China’s Citic Tightens Grip on CLSA After Mass Departures

The Shanghai branch of Citic Securities is seen on Sept. 16
The Shanghai branch of Citic Securities is seen on Sept. 16

(Bloomberg) — Citic Securities Co. is tightening control over its CLSA Ltd. unit, following an exodus of staff and top executives from the Hong Kong brokerage last year amid a clash over corporate culture and bonus levels.

China’s biggest broker is creating a “coordination committee” at CLSA, which will include its President Yang Minghui and Chairman Zhang Youjun, according to people familiar with the move who asked not be identified discussing internal matters. Citic’s head of research and equities and trading, Li Chunbo, will also be part of the new group along with CLSA Chief Executive Officer Rick Gould, they said.

The setup is an interim step in a re-ordering of CLSA’s decision-making structure, which is seen as being too independent, one of the people said. The four-member committee may eventually give way to new management teams being formed to oversee businesses from banking to equities and fixed income for both Citic and CLSA together, the person said. Appointments to these committees are still to be finalized.

Citic acquired CLSA seven years ago to use the Hong Kong firm, which was founded by two journalists in 1986, as a springboard for a global expansion to take on Wall Street’s powerhouses and rivals in Europe. That project has largely foundered amid a culture clash between the state-controlled Chinese brokerage and the more freewheeling Hong Kong unit.

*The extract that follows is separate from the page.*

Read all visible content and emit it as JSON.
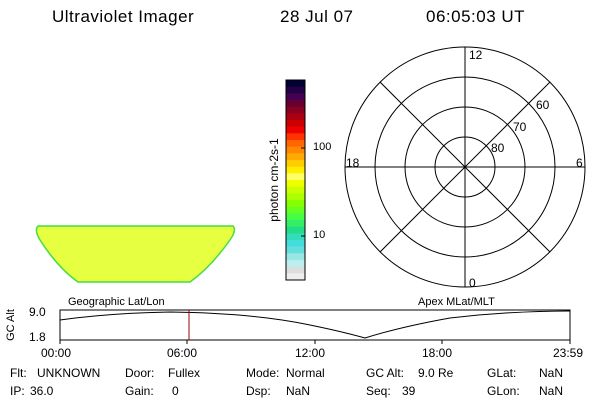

Citic’s Zhang lambasted CLSA’s executives at a gathering in Beijing last year over their ability to earn decent returns, after which a large part of its top echelon departed, including CEO Jonathan Slone. CLSA has since lost analysts, traders and sales people to peers including Jefferies Financial Group Inc. and Credit Suisse Group AG.

CLSA’s executive committee — which hadn’t included Yang or Li — has been dissolved, the people said. Li has also been named chairman of institutional equities and research at CLSA, they said.

Media representatives at CLSA and Citic declined to comment.

Yang, a 25-year veteran at Citic, was made president in 2016 and is a deputy secretary at the Communist Party committee of the firm, while Li joined the brokerage in 2001. Both are members of Citic Securities’ executive committee.

Li’s appointment as chairman of equities and research comes nine months after resignation of research head Edmund Bradley and Xen Gladstone, the boss of sales and trading. The firm then tapped Singapore country head Andrew Hartley to head equity sales, trading and execution while Shaun Cochran replaced Bradley.

Before it was dissolved, the executive committee oversaw the firm’s global strategy, while its global management committee was responsible for the day-to-day operations, according to its November sustainability report.

The changes come as Citic faces increased competition on its home turf with China opening up its $45 trillion market to allow foreign investment banks to take full ownership of operations in the Communist Party ruled nation. Chinese regulators have said they want to create “aircraft-carrier sized” investment banks to compete globally.

In other people moves, Edward Park was named CEO of institutional equities at CLSA, one of the people said.